For PLC engineers, this could reduce repetitive work and free up more time for the hard parts of automation:

  • understanding the machine,
  • debugging real behaviour,
  • improving reliability,
  • reducing downtime,
  • improving commissioning quality,
  • building better standards.

AI will not remove the need for good controls engineers. In fact, it may make good engineers more valuable, because they will be the ones who understand how to guide, review and safely apply these tools.


Current Status

Antomatix PLC Forge is currently being developed and tested as an experimental engineering tool.

Current core features include:

  • AI-powered PLC code generation
  • Siemens SCL generation
  • Siemens TIA Openness Function Block creation
  • Rockwell Structured Text generation
  • Rockwell AOI L5X generation
  • Logix Designer SDK import workflow
  • manual L5X export fallback
  • multiple AI provider support
  • local API key configuration
  • code preview
  • validation checks
  • worker logs
  • save/load project settings
  • public-release packaging work

Future improvements may include:

  • more machine templates,
  • conveyor logic templates,
  • lift logic templates,
  • pusher and diverter templates,
  • test generation,
  • simulation integration,
  • PLCSIM Advanced workflows,
  • more validation rules,
  • documentation generation,
  • GitHub release,
  • community examples.

Final Thoughts

Antomatix PLC Forge is an experiment in what AI-assisted industrial automation development could look like.

The idea is not to replace PLC engineers.

The idea is to help engineers move faster.

Instead of spending time repeatedly writing the same boilerplate logic, engineers can describe the required behaviour, generate a draft, review it, and import it into the correct engineering platform.

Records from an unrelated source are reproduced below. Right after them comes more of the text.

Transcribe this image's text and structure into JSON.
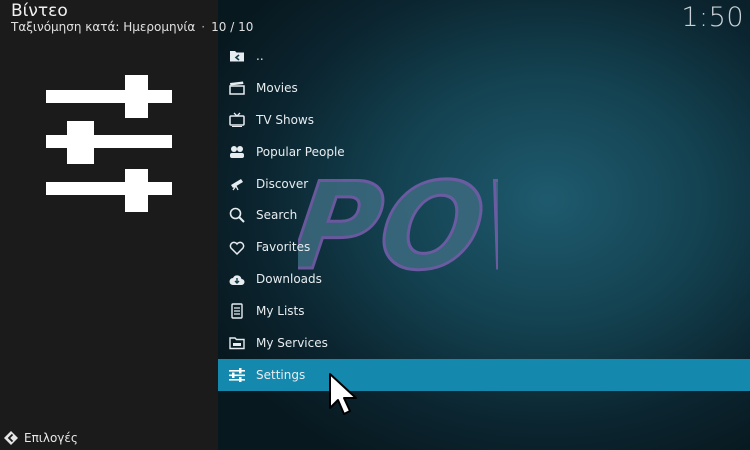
{
  "header": {
    "title": "Βίντεο",
    "sort_label": "Ταξινόμηση κατά: Ημερομηνία",
    "separator": "·",
    "count": "10 / 10"
  },
  "clock": "1:50",
  "watermark": "POV",
  "menu": {
    "items": [
      {
        "label": "..",
        "icon": "folder-back-icon"
      },
      {
        "label": "Movies",
        "icon": "clapperboard-icon"
      },
      {
        "label": "TV Shows",
        "icon": "tv-icon"
      },
      {
        "label": "Popular People",
        "icon": "people-icon"
      },
      {
        "label": "Discover",
        "icon": "telescope-icon"
      },
      {
        "label": "Search",
        "icon": "search-icon"
      },
      {
        "label": "Favorites",
        "icon": "heart-icon"
      },
      {
        "label": "Downloads",
        "icon": "cloud-download-icon"
      },
      {
        "label": "My Lists",
        "icon": "list-icon"
      },
      {
        "label": "My Services",
        "icon": "folder-services-icon"
      },
      {
        "label": "Settings",
        "icon": "sliders-icon"
      }
    ],
    "selected_index": 10
  },
  "footer": {
    "options_label": "Επιλογές"
  },
  "colors": {
    "selection": "#1488ad",
    "left_panel": "#1b1b1b"
  }
}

For Siemens users, that means SCL Function Blocks created through TIA Openness.

For Allen-Bradley users, that means Structured Text Add-On Instructions created through the Logix Designer SDK and L5X workflows.

The future of PLC programming will still require engineering judgement, machine knowledge and safe commissioning practices.

But the tools are changing.

And Antomatix PLC Forge is one step toward faster, smarter and more flexible PLC development.


Disclaimer

Antomatix PLC Forge is an independent engineering tool and is not affiliated with, endorsed by, or sponsored by Siemens, Rockwell Automation, Allen-Bradley, OpenAI, Google, Groq, OpenRouter or Ollama.

All generated PLC code must be reviewed, tested and validated by qualified personnel before use in any real industrial system.